From Benjamin Martin's General Magazine of 1755.
Benjamin Martin (1705 - 81).
Truly a Man of the Enlightenment.
Benjamin Martin, was an English science teacher, instrument maker, and popular science author, he died on Feb 9, 1782, at the age of 75-77.
Son of John Martin he
was raised on a farmat Broadstreet, Worplesden, Surrey and apparently had little access to formal
schooling, but he read voraciously, and by the time he was in his mid-twenties,
he had started a school in Sussex, and he was soon writing textbooks of a sort
for use in his and other similar kinds of schools.
In 1729 he married Mary Lover of Chichester, and at the time
of his marriage was described as a merchant of Guildford. The couple had two
children, a daughter, Maria, and a son, Joshua Lover Martin, who joined his
father in the 1770’s to form the firm of B. Martin and Son.
Martin was tradeing at South St., Chichester, Sussex (1736-40).
In 1742, he moved to Reading, on the Thames near London, and there he published two substantial quartos. Micrographia nova (1742), about two new microscopes he had invented, one a pocket reflecting microscope.
The other was A Course of
Lectures in Natural and Experimental Philosophy (1743).
He published Benjamin Martin's General Magazine of Arts and Sciences from1755 until 1764.

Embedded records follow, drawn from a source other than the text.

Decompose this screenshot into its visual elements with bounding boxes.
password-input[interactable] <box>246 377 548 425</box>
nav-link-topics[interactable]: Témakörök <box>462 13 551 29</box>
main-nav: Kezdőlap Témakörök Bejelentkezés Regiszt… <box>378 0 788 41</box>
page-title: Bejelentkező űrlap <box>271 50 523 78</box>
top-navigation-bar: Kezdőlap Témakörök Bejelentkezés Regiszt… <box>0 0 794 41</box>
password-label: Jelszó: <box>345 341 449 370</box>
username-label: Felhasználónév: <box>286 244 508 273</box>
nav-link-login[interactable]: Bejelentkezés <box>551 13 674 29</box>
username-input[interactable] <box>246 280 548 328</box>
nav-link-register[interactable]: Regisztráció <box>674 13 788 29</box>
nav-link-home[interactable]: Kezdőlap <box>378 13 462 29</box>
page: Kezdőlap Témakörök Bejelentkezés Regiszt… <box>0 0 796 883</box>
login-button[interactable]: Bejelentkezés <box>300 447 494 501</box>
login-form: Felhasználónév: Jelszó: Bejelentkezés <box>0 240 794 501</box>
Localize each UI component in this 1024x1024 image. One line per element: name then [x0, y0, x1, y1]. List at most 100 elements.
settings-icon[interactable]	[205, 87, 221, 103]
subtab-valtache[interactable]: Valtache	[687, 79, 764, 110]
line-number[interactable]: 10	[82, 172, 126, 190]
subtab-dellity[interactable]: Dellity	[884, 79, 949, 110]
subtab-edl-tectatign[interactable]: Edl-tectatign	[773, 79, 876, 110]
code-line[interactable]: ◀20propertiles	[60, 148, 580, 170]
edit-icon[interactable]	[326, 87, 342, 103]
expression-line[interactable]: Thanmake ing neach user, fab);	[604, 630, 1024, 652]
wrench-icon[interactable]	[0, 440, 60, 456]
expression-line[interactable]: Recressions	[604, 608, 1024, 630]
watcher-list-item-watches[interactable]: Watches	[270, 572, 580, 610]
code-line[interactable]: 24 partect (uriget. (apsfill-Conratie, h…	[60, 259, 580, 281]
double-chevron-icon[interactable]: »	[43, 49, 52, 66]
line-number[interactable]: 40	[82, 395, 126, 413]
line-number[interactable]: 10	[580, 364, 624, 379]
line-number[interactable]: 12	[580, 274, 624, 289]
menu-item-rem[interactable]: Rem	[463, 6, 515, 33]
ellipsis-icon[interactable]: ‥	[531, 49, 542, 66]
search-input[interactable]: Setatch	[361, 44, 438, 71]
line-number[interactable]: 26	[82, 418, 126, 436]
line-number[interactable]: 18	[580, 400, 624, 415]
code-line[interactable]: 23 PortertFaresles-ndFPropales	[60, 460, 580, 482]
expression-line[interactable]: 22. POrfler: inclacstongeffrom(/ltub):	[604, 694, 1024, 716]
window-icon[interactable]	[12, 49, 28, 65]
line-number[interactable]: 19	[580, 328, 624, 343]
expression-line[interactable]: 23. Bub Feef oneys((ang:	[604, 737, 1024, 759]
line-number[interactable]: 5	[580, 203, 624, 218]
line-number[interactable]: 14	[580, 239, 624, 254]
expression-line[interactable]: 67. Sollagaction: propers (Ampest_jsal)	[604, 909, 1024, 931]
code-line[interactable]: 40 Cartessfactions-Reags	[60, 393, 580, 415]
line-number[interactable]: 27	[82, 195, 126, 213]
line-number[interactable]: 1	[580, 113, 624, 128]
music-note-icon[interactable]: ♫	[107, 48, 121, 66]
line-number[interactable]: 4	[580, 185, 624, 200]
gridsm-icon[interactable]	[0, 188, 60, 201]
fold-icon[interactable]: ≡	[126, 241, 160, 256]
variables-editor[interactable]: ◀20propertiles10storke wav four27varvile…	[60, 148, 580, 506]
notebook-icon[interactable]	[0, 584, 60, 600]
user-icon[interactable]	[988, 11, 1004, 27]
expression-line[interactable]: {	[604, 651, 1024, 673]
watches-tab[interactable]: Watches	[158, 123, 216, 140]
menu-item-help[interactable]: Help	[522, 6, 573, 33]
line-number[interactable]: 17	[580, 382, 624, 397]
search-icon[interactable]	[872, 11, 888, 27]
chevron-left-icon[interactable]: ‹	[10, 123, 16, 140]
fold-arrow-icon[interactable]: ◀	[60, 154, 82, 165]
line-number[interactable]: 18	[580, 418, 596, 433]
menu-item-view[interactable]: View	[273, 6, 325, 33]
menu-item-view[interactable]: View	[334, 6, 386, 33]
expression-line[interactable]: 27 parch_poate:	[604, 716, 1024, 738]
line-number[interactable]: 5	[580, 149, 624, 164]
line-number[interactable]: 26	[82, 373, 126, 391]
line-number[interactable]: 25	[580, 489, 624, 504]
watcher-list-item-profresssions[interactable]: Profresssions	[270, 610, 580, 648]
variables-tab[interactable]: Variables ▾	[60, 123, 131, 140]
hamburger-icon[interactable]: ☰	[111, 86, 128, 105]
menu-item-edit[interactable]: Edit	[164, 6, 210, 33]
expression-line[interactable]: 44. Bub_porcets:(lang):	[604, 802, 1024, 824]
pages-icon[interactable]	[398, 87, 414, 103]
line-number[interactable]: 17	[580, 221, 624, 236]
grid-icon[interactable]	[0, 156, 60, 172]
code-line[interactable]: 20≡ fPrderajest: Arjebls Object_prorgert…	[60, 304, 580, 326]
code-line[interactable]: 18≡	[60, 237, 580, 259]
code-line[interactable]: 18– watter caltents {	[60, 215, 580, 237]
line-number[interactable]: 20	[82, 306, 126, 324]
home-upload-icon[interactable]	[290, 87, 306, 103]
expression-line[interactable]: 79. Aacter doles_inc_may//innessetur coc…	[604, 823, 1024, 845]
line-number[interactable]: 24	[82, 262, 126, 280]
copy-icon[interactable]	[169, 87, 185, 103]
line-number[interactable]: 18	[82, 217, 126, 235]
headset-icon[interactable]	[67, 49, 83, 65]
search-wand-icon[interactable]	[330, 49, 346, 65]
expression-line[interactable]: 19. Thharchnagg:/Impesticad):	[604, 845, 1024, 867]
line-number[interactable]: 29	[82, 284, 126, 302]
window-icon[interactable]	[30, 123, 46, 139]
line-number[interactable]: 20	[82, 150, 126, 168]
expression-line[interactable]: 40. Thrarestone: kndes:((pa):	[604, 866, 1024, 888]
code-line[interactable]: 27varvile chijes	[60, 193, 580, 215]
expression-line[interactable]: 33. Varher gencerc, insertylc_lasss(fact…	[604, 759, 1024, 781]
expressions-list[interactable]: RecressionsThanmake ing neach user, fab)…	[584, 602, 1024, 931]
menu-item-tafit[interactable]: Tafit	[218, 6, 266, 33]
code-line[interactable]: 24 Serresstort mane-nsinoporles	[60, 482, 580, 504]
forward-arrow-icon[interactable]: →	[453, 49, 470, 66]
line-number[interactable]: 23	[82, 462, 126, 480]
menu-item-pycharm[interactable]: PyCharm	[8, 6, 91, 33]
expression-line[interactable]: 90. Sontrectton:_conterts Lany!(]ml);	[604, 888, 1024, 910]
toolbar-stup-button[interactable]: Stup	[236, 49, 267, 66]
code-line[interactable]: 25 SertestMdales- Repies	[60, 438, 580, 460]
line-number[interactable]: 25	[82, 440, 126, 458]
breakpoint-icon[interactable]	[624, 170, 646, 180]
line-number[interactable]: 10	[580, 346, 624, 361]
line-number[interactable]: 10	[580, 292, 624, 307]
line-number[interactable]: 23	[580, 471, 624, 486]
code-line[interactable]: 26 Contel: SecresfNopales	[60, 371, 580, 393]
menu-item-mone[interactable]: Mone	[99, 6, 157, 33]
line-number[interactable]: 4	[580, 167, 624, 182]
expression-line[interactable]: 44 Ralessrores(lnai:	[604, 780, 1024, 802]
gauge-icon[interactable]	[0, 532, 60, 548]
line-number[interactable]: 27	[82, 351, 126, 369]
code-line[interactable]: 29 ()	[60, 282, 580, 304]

Benjamin Martin ended up with a large workshop in Fleet Street which produced instruments under his name; made improvements to the microscope and wrote extensively in the field of natural philosophy.
Hadley Quadrant & Visual Glasses, Two doors from Crane Court, Fleet St. (1756-9), resident in Fleet St. (1756-82),
He was Four doors East of Crane Court (1760),
The New Invented Visual Glasses, Fleet St. (1761) & 171 Fleet St. (1767-77), London.
A very close neighbour to Martin in Fleet Street was Benjamin Rackstrow on the Corner of Crane Court on the North side of Fleet St. see -
https://bathartandarchitecture.blogspot.com/2026/02/john-cheere-hoskins-hoskings-and-oliver.html
and very close to the building of the Royal Society in Crane Court.
The Young Gentleman and Lady’s Philosophy (second edition, London: 1772).
The essay is written in the form of conversations between Cleonicus, home from College for the summer, and his sister, Euphrosyne, whose lively interest in the natural sciences (“philosophy”) is impeded by her lack of access to instruction on the topic.
She has formed the plan of getting her brother to help her, and in a series of dialogues, Cleonicus introduces her to astronomy and physics, using sketches, models, and experiments. Although she frequently suggests that a new subject may be too difficult for her, her intelligence and his organized and factual instruction consistently produce firmly rooted understanding on which she builds.
This work is a rare publication in England in the 18th Century that speaks out for women’s
education, arguing that if they were given the opportunity to study the
sciences, they could excel.
He was very successful in his day but since his teaching drove his book sales, that source of income ran low.
By the early 1780s, he was bankrupt. In 1782, he was dead, possibly the result of a botched suicide.
He left no money, but he had an extensive collection of instruments, which generated a thousand pounds at the bankruptcy auction.